Tabletop role-playing game supplement

City of Delights is an accessory for the 2nd edition of the Advanced Dungeons & Dragons fantasy role-playing game, published in 1993.

==Contents==
City of Delights is set in the Al-Qadim campaign setting, which focuses on the fictional land of Zakhara. The book describes Zakhara's principal city, the Golden City of Huzuz – huge, filled with every imaginable item and service, and saturated with intrigue and mystery. Each of the 800,000 citizens has a story, such as: how the merchant Khwaja al-Danaf gained his fortune; how the Talking Bird and Singing Tree came to the garden in the Palace of the Enlightened Throne; and how the Caliph's elven concubine Halima gained a winged cat.
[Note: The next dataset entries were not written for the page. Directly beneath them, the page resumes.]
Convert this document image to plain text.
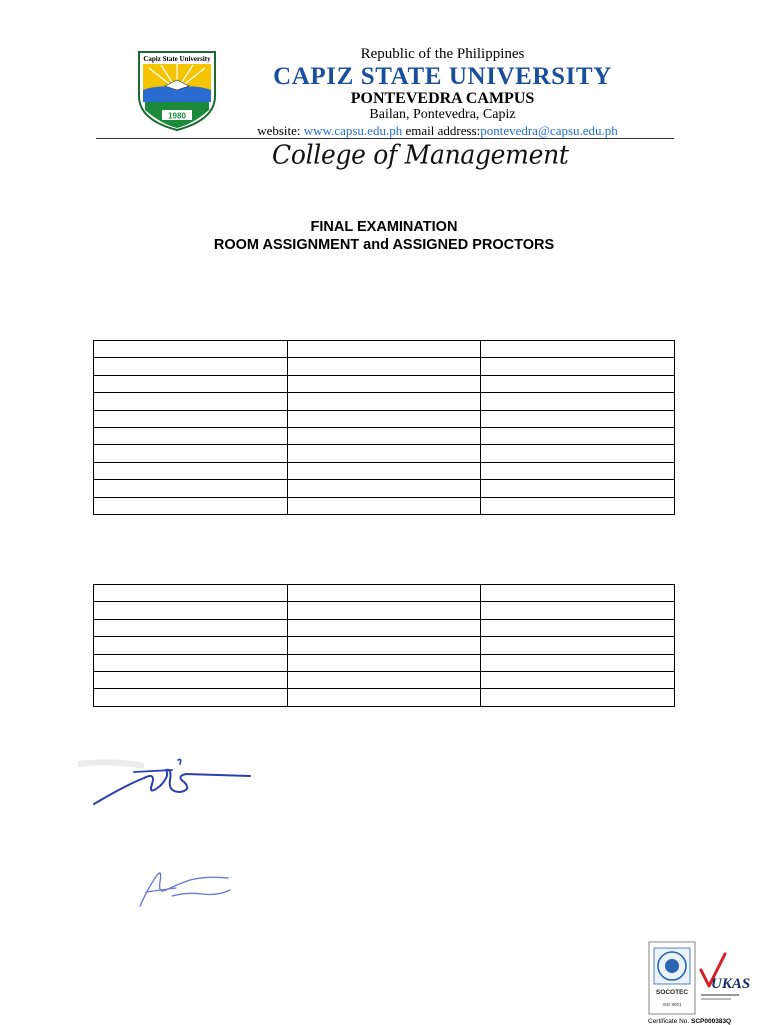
Capiz State University
1980

Republic of the Philippines

CAPIZ STATE UNIVERSITY

PONTEVEDRA CAMPUS

Bailan, Pontevedra, Capiz

website: www.capsu.edu.ph email address:pontevedra@capsu.edu.ph

College of Management
FINAL EXAMINATION
ROOM ASSIGNMENT and ASSIGNED PROCTORS

SOCOTEC
ISO 9001
UKAS
Certificate No. SCP000383Q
The book provides hints on what player characters (PCs) may want to do in Huzuz: An Ethoist priest wants to preach in the great Golden Mosque, so the Mosque entry tells whom to talk to. A sha'ir wants to study with Adnan al-Raqi, Master of the Invisible, the Whisper that Thunders, so the book tells how to find his tower and how to become his apprentice. For the rogue, details are provided on sneaking into the Caliph's harem.

==Publication history==
City of Delights was published by TSR, Inc. in 1993 as boxed set containing a 96-page locations guide, a 96-page campaign guide, 8 loose Monstrous Compendium sheets, 8 cardstock map sheets, and 2 large color maps. Design was by Tim Beach, Tom Prusa, and Steve Kurtz, with a cover by Robh Ruppel and illustrations by Karl Waller.

==Reception==
Allen Varney reviewed City of Delights for Dragon magazine #219 (July 1995). Varney calls Huzuz "the Al-Qadim equivalent of Hollywood Baghdad". He comments on its release: "In this excellent 1993 set, three gifted designers summoned Huzuz in all its majesty, creating a true City of Delights. It's regrettable that it appeared over a year after the rulebook, for the Golden City offers an ideal starting point and base for any AQ campaign." He felt that this boxed set "succeeds where Land of Fate failed in conjuring an appropriate atmosphere". Varney commented on the cover art: "Robh Ruppel's superb cover painting shows Halima gazing placidly from a palace window on the minarets and golden domes of Huzuz, the cat by her side. This quiet piece embodies the exotic Al-Qadim campaign better than any fight scene with genies and corsairs." He also felt that "City of Delights excels in its clear view of what player characters (PCs) want to do in Huzuz." He added that "the DM struggling to digest all this will appreciate the clear, useful campaign advice, unique in the Al-Qadim line". Varney concluded the review with his evaluation: "Whether the PCs visit the Caliph's splendid palace (based on Topkapi palace in Istanbul), Mad Aja in the Grand Bazaar, the sewer lair of the evil yak-men, Gorar the singing barber, or the hidden temple of the Flamedeath Fellowship, City of Delights meets the DM's needs for an exotic Baghdadian campaign base. Though it has the same demanding learning curve as the Land of Fate [reviewed in the same column], and it really needs an index, this imaginative box should prove more immediately and easily useful."